As we both know, EMS leaders have been talking about definitive fixes for reimbursement for a long time now. What’s it going to take to finally move the needle on that, and how can NAEMT help get us there?
We have some tremendous folks on the Finance Committee. Matt [Zavadsky] is really gifted when it comes to understanding healthcare financing, especially as it relates to EMS, and then I think there’s enough synergy there now among all the service organizations—whether it’s NAEMT, the American Ambulance Association, IAFF, IAFC, EMS educators—that everybody wants to see reimbursement fixed and that it needs to be equitable. We need to be paid for what we do.
In my experience in D.C. and trying to lobby for better reimbursement for EMS, there’s one thing the D.C. folks always ask us, whether it’s Medicare representatives or private insurers or legislators: How much does EMS really cost? How much does it actually cost us to roll out the door and provide quality care to, say, a stroke victim and get them to a stroke center? And what is it EMS does that makes a difference and—I hate to put this in dollars and cents—also helps keep the patient from being hospitalized for any longer than they have to be? What is the return on investment to all that?

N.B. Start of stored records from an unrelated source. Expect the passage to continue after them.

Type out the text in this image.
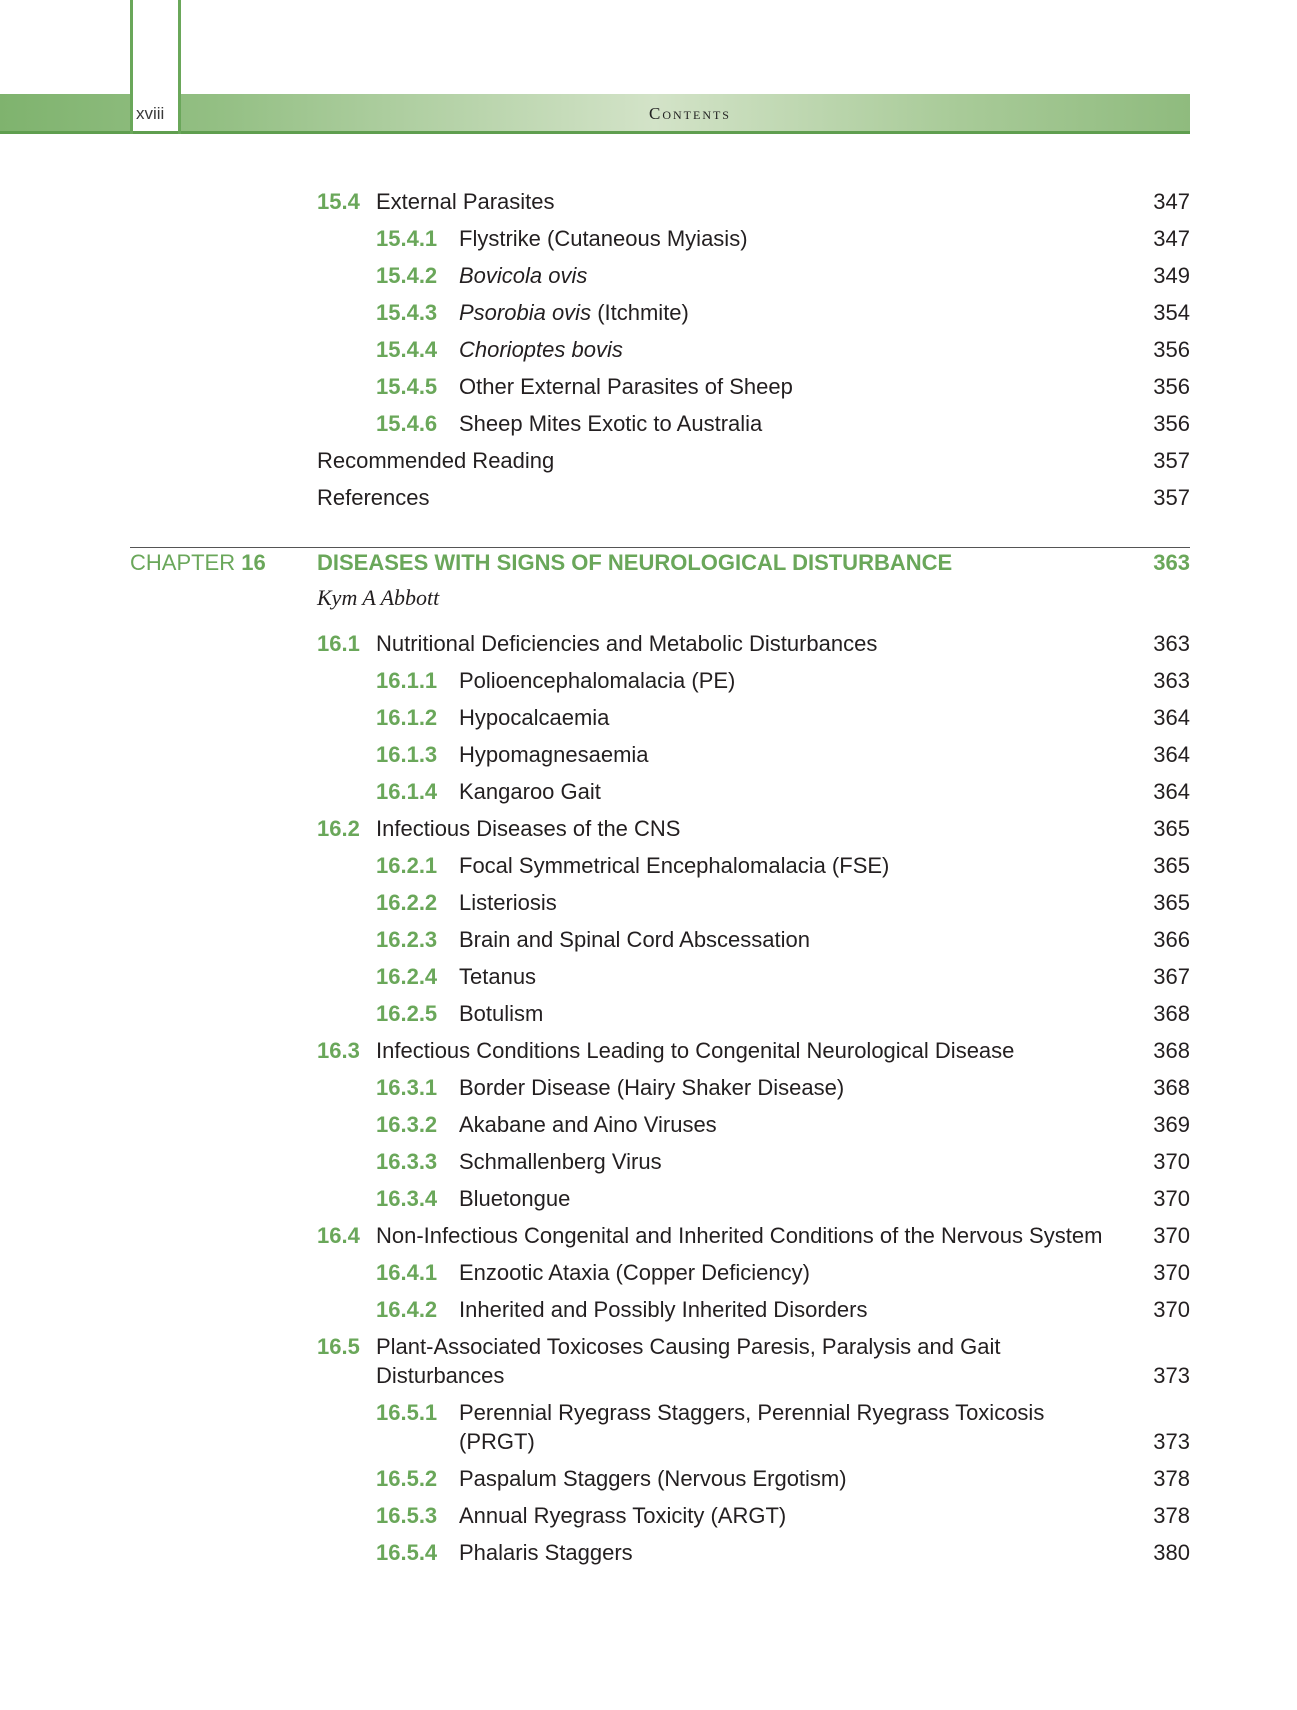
xviii	Contents
15.4 External Parasites	347
15.4.1 Flystrike (Cutaneous Myiasis)	347
15.4.2 Bovicola ovis	349
15.4.3 Psorobia ovis (Itchmite)	354
15.4.4 Chorioptes bovis	356
15.4.5 Other External Parasites of Sheep	356
15.4.6 Sheep Mites Exotic to Australia	356
Recommended Reading	357
References	357
CHAPTER 16 DISEASES WITH SIGNS OF NEUROLOGICAL DISTURBANCE	363
Kym A Abbott
16.1 Nutritional Deficiencies and Metabolic Disturbances	363
16.1.1 Polioencephalomalacia (PE)	363
16.1.2 Hypocalcaemia	364
16.1.3 Hypomagnesaemia	364
16.1.4 Kangaroo Gait	364
16.2 Infectious Diseases of the CNS	365
16.2.1 Focal Symmetrical Encephalomalacia (FSE)	365
16.2.2 Listeriosis	365
16.2.3 Brain and Spinal Cord Abscessation	366
16.2.4 Tetanus	367
16.2.5 Botulism	368
16.3 Infectious Conditions Leading to Congenital Neurological Disease	368
16.3.1 Border Disease (Hairy Shaker Disease)	368
16.3.2 Akabane and Aino Viruses	369
16.3.3 Schmallenberg Virus	370
16.3.4 Bluetongue	370
16.4 Non-Infectious Congenital and Inherited Conditions of the Nervous System 370
16.4.1 Enzootic Ataxia (Copper Deficiency)	370
16.4.2 Inherited and Possibly Inherited Disorders	370
16.5 Plant-Associated Toxicoses Causing Paresis, Paralysis and Gait
Disturbances	373
16.5.1 Perennial Ryegrass Staggers, Perennial Ryegrass Toxicosis
(PRGT)	373
16.5.2 Paspalum Staggers (Nervous Ergotism)	378
16.5.3 Annual Ryegrass Toxicity (ARGT)	378
16.5.4 Phalaris Staggers	380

And unfortunately, there really is no more money. I mean, we keep printing it, but there’s really no extra value or extra revenue that’s out there to be had. So a lot of revenue has to be kind of reappropriated and reincentivized.
An example is Memorial Hermann hospital in Houston. They gave CPAP devices to Houston Fire, and Houston Fire was able to reduce the number of intubations it was doing on congestive heart failure patients. In turn, because they weren’t intubated, they stayed in the hospital less time, yet the hospital was still getting reimbursed for what they call “confinement time.”
So when you drop the confinement time from seven days to two, but Medicare is still willing to pay for three days for it, It certainly makes sense as a hospital to supply those devices to the fire department—they give you a return on your investment. And I think that’s what the federal government and insurance industry have been looking for with us: What can EMS do that helps save money or improve efficiency, so they can reappropriate that money into the actual costs of doing the business or providing the service? And then if you do it really well, how do they incentivize that and encourage you to keep doing it well?